"I thought it was Elinor!"

"Luckily you were mistaken," returned Mr. Chesleigh, quickly recovering his wits. "This rencontre is most opportune for me, sir. I have wished to see you."

He stepped into the room as he spoke, and boldly confronted the villain, who glared at him with a mixture of defiance and dismay.

"You wished to see me. I feel flattered," he said, with an attempt at cutting sarcasm. "May I ask why?"

There was a moment's silence while Bertram Chesleigh rapidly reviewed the situation in his mind. Then he spoke:

"You may ask, and I may answer," he said. "Mr. Glenalvan, I might heap the bitterest reproach upon your head, if by so doing the cruel work of your life might be undone. But the past is past. My wife is dead, and no reproaches and no lamentations can bring her back to me. But there is one issue between you and me. I have taken up my dead wife's quest where she left it.

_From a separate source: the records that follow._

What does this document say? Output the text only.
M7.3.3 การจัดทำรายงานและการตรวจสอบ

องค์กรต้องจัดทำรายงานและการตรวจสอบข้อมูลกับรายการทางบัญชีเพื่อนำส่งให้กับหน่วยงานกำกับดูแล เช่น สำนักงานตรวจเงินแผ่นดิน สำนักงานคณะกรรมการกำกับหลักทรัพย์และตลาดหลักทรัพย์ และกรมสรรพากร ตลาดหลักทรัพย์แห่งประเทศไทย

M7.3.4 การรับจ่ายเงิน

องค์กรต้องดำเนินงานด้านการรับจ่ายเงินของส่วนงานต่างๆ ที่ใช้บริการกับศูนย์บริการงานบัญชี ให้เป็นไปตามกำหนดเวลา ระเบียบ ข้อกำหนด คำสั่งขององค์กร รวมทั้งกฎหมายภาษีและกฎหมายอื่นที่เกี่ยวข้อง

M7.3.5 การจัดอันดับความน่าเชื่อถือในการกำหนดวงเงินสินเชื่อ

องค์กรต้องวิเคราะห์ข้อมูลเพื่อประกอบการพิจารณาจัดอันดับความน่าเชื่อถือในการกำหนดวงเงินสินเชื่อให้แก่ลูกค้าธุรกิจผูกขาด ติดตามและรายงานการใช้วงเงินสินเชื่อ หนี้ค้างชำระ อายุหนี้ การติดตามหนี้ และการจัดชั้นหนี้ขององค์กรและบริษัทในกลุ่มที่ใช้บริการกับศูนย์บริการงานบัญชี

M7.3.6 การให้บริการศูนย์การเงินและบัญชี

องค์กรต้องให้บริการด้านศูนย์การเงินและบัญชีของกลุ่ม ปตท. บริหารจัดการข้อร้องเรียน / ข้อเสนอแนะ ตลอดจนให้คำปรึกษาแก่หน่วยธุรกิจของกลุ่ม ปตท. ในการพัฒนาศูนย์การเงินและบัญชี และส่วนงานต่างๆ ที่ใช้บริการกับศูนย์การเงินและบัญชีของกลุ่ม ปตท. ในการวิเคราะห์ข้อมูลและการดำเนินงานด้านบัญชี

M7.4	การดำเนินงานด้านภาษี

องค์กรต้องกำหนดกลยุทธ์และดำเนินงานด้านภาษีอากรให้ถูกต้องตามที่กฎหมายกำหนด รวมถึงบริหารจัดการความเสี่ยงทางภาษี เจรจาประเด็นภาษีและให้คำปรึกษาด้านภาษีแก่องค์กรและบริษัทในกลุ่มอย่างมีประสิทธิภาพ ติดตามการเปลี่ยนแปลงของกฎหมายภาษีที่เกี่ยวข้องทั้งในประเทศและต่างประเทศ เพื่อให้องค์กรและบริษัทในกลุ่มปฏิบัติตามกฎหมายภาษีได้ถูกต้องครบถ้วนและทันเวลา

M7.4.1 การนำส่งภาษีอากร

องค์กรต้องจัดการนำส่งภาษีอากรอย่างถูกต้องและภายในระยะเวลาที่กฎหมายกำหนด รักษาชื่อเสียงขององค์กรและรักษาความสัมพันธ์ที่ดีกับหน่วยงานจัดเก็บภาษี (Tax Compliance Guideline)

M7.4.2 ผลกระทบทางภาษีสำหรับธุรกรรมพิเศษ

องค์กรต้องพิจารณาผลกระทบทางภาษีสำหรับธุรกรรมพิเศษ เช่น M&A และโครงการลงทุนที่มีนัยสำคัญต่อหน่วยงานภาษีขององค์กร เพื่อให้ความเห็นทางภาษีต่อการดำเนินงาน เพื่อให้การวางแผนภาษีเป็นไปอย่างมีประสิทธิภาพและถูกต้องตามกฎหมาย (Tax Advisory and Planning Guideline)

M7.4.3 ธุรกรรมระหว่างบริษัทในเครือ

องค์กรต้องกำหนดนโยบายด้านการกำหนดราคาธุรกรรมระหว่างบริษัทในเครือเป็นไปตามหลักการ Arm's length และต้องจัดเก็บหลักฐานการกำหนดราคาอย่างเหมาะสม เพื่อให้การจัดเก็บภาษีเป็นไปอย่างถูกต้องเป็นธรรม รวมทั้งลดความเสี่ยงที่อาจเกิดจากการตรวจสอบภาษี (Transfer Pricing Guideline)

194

I demand that you shall tell me where to find my little Golden's deeply-wronged mother."

The dark face before him whitened to the awful pallor of death, the man's eyes blazed luridly, his hands were clenched as they hung at his sides.

"What if I refuse to answer your question?" he inquired, in a low, tense voice.

"I will find means to force you to confession," Bertram Chesleigh replied, unhesitatingly.

"I defy you to do so," John Glenalvan replied, with an imprecation. "I am not afraid of you."